Blog als vervolg op ‘Waarom heb je het label autisme nodig?

In het blog ‘Waarom heb je het label Autisme nodig?’ deelde ik een gesprek dat ik jaren geleden had met een jonge vrouw. Zij vroeg zich af waarom ze eigenlijk een diagnose Autisme nodig had.

Waarom deel ik dit opnieuw?

Omdat deze vraag — en de oordelen die erbij horen — zó vaak terugkomen. Waarom moet iets een naam krijgen? Want ja, “iedereen heeft toch wel wat autistisch?” of “iedereen is toch wel eens druk?” en nog meer van dit soort (vaak goedbedoelde) opmerkingen.

Maar misschien is dát nu juist precies waarom goede diagnostiek zo belangrijk is.

Zonder officiële diagnostiek, en zonder dat gedrag in de juiste context wordt begrepen, plakken mensen namelijk met het grootste gemak hun eigen labels:
lui, raar, te druk, te stil, sociaal onhandig, hoogdravend, betweterig, een halve borderliner, niet goed gehecht, egoïstisch, fantastisch, te moeilijk of juist te uitbundig…

Wat is het effect van deze ‘labels’?

Ze laten diepe sporen achter.
Ze vreten aan het vertrouwen dat je oké bent zoals je bent.
Ze voeden twijfel, onzekerheid, angst.
Je voelt je niet gehoord, niet begrepen. Nergens welkom.
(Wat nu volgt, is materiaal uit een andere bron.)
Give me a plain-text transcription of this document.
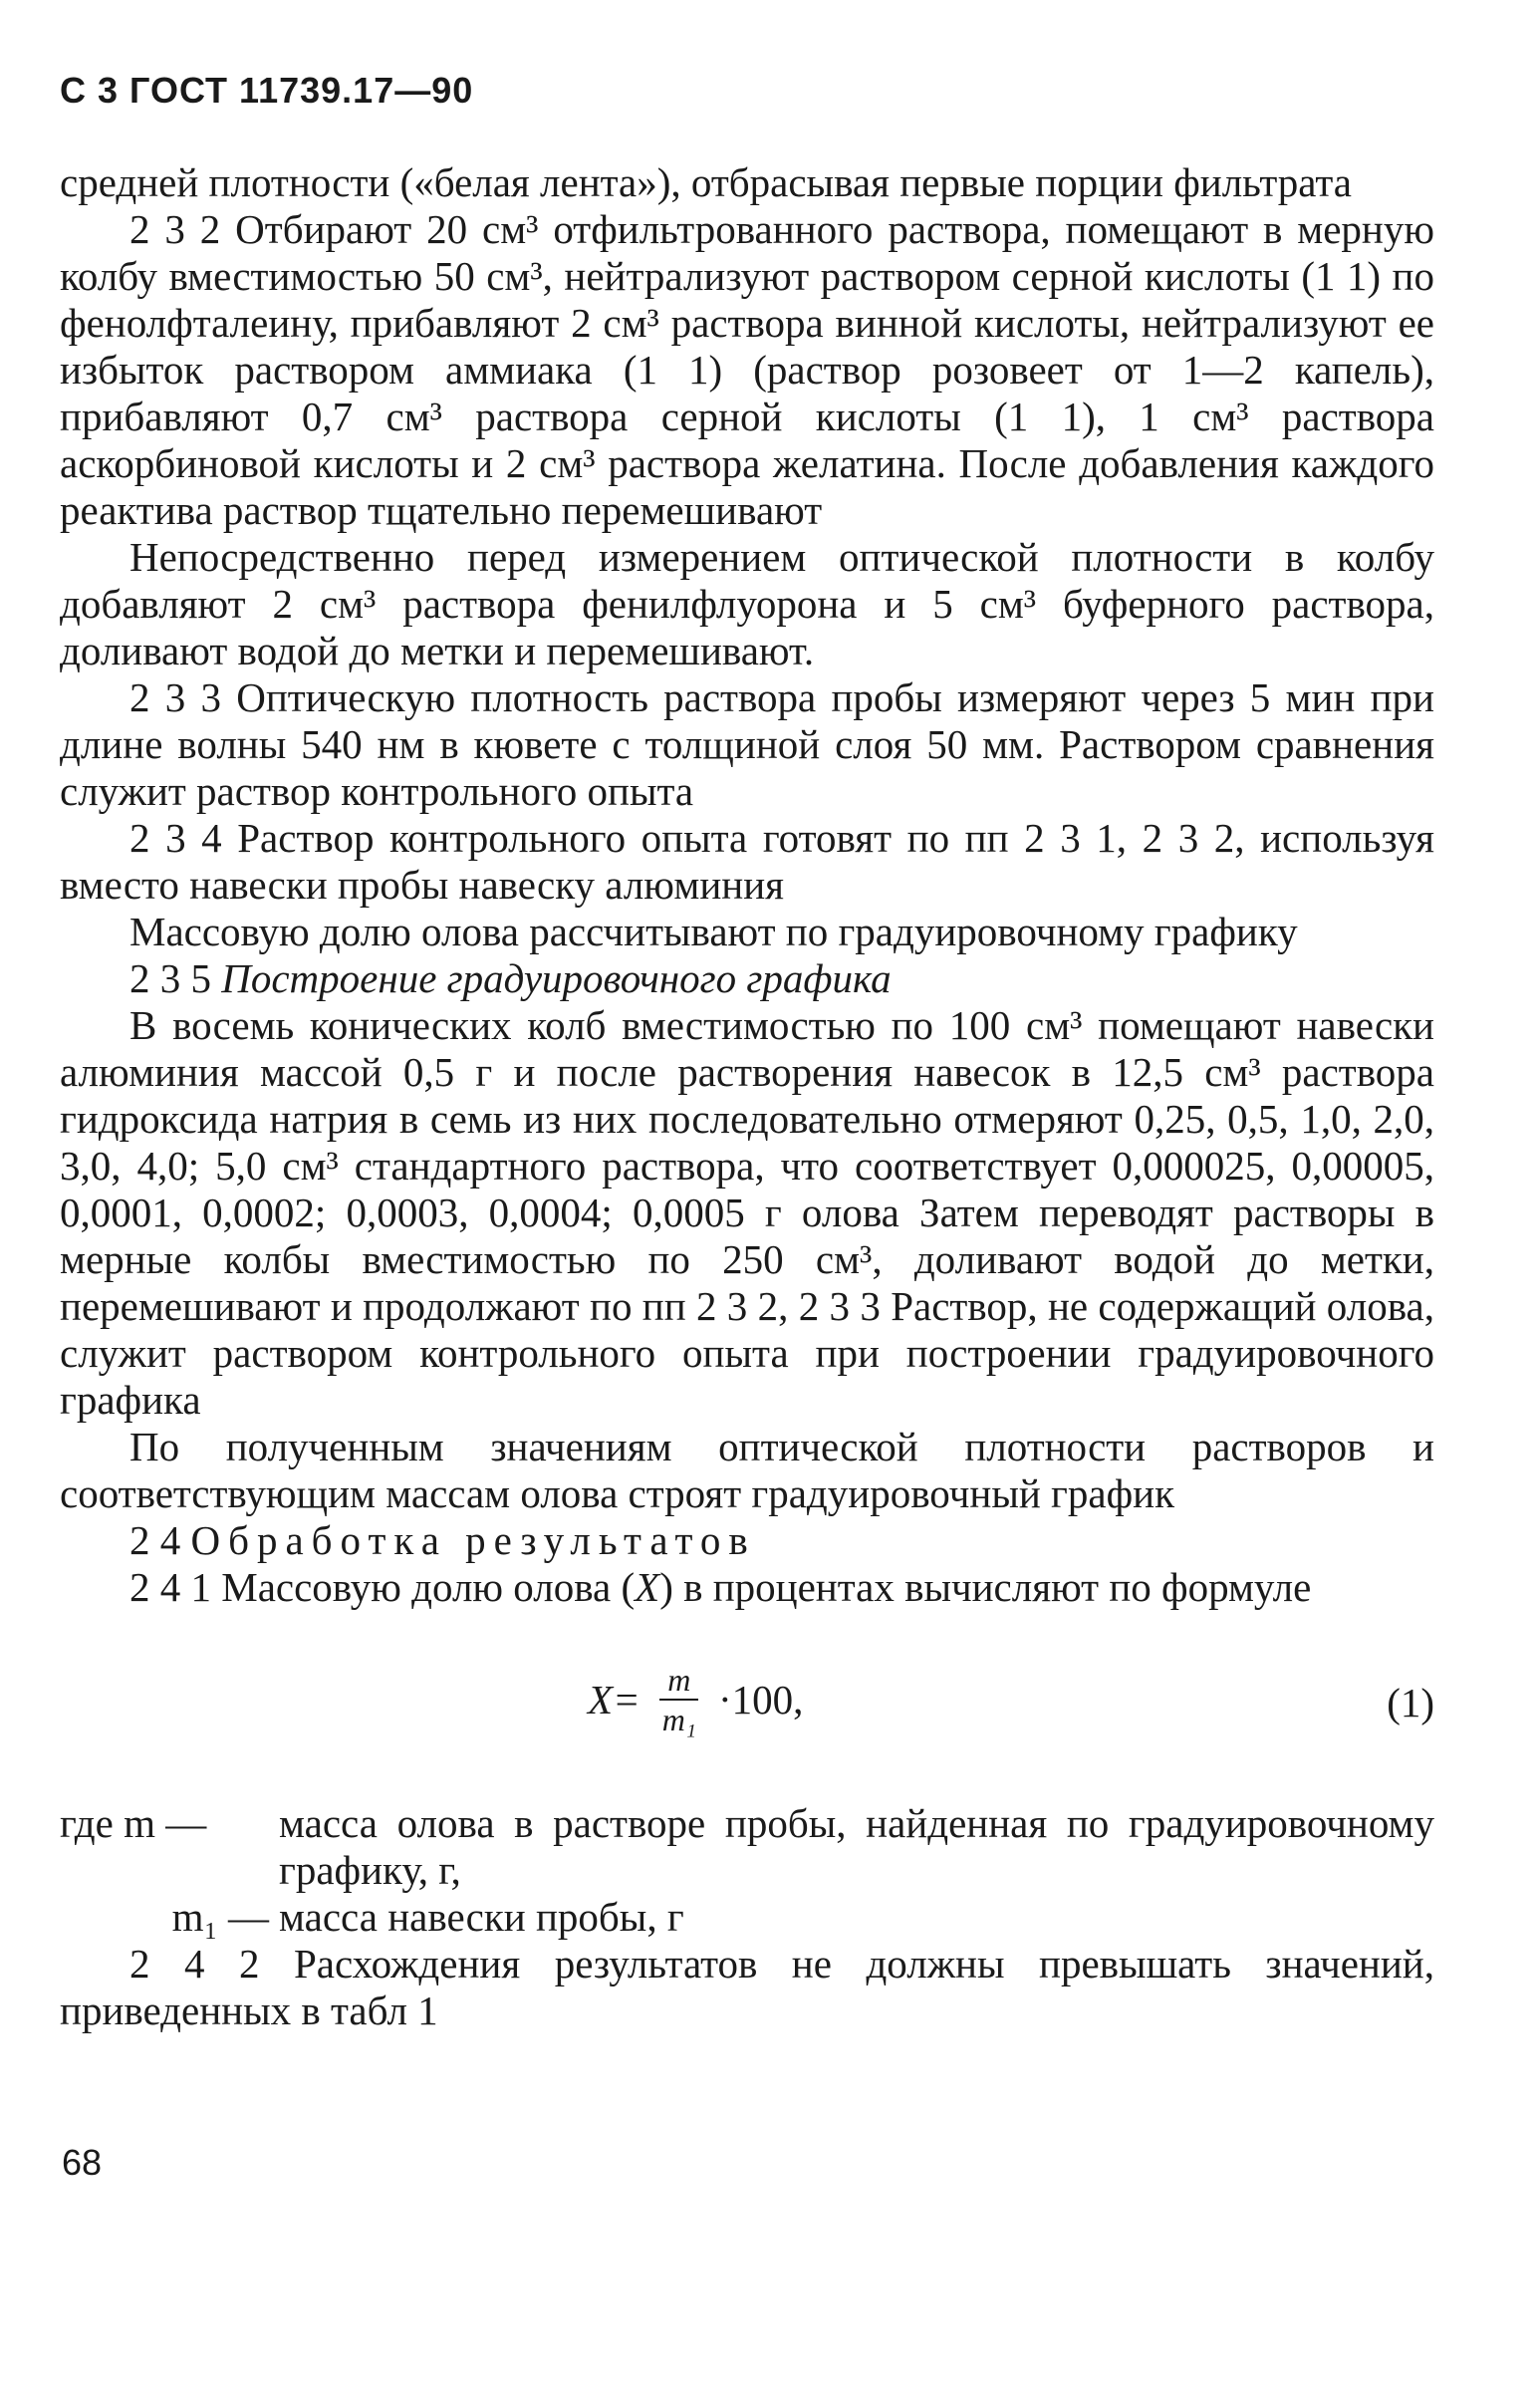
С 3 ГОСТ 11739.17—90

средней плотности («белая лента»), отбрасывая первые порции фильтрата

2 3 2 Отбирают 20 см³ отфильтрованного раствора, помещают в мерную колбу вместимостью 50 см³, нейтрализуют раствором серной кислоты (1 1) по фенолфталеину, прибавляют 2 см³ раствора винной кислоты, нейтрализуют ее избыток раствором аммиака (1 1) (раствор розовеет от 1—2 капель), прибавляют 0,7 см³ раствора серной кислоты (1 1), 1 см³ раствора аскорбиновой кислоты и 2 см³ раствора желатина. После добавления каждого реактива раствор тщательно перемешивают

Непосредственно перед измерением оптической плотности в колбу добавляют 2 см³ раствора фенилфлуорона и 5 см³ буферного раствора, доливают водой до метки и перемешивают.

2 3 3 Оптическую плотность раствора пробы измеряют через 5 мин при длине волны 540 нм в кювете с толщиной слоя 50 мм. Раствором сравнения служит раствор контрольного опыта

2 3 4 Раствор контрольного опыта готовят по пп 2 3 1, 2 3 2, используя вместо навески пробы навеску алюминия

Массовую долю олова рассчитывают по градуировочному графику

2 3 5 Построение градуировочного графика

В восемь конических колб вместимостью по 100 см³ помещают навески алюминия массой 0,5 г и после растворения навесок в 12,5 см³ раствора гидроксида натрия в семь из них последовательно отмеряют 0,25, 0,5, 1,0, 2,0, 3,0, 4,0; 5,0 см³ стандартного раствора, что соответствует 0,000025, 0,00005, 0,0001, 0,0002; 0,0003, 0,0004; 0,0005 г олова Затем переводят растворы в мерные колбы вместимостью по 250 см³, доливают водой до метки, перемешивают и продолжают по пп 2 3 2, 2 3 3 Раствор, не содержащий олова, служит раствором контрольного опыта при построении градуировочного графика

По полученным значениям оптической плотности растворов и соответствующим массам олова строят градуировочный график

2 4 Обработка результатов

2 4 1 Массовую долю олова (X) в процентах вычисляют по формуле

$X= \frac{m}{\text{m₁}} \cdot 100$,	(1)
где m —	масса олова в растворе пробы, найденная по градуировочному графику, г,
m₁ — масса навески пробы, г

2 4 2 Расхождения результатов не должны превышать значений, приведенных в табл 1

68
Wat is het effect van een goede diagnostiek?

Vaak ontstaat er juist erkenning. Opluchting.

Soms komt er eerst een grote schok ‘Heb ík een diagnose?!? – is er dan iets mis met mij?!?

Mits goed begeleid, is een juiste diagnose het begin van het terugvinden van een leven dat beter past bij wie je van nature bent.

Voor de omgeving werkt het net zo:
Ze begrijpen beter wat iets betekent (mits er oprechte interesse is in wat de diagnose voor die specifieke persoon inhoudt!)

We plakken allemaal weleens labels

Kijk maar eens eerlijk naar jezelf — ja, ook jij als coach, hulpverlener, leidinggevende, leerkracht of ouder.

Wanneer heb jíj weleens een label geplakt op iemand?
Wanneer had jij een oordeel over gedrag dat je opvallend vond?
En wat gebeurde er op dát moment in het contact?

Precies. Je verloor de verbinding.

We weten natuurlijk allemaal dat we niet “horen” te oordelen… en toch oordelen we óók over het feit dat we überhaupt oordelen 😉.
En toch doen we het. Omdat we mens zijn.

Een gedachte die mij hierin helpt: achter elk oordeel zit een behoefte.
Een oordeel zegt wat over jou.

Wat raakt jou op dat moment?

Wat heb jíj nodig?

Door dat te onderzoeken kan een scherp oordeel weer verzachten tot compassie — voor jezelf én voor de ander. En vanuit daar kan de verbinding zich herstellen.

Waarom is dit belangrijk als coach?

In de Autismecoachopleiding reiken we je natuurlijk allerlei superhandige tools aan.
Maar de belangrijkste tool… dat ben jij zelf!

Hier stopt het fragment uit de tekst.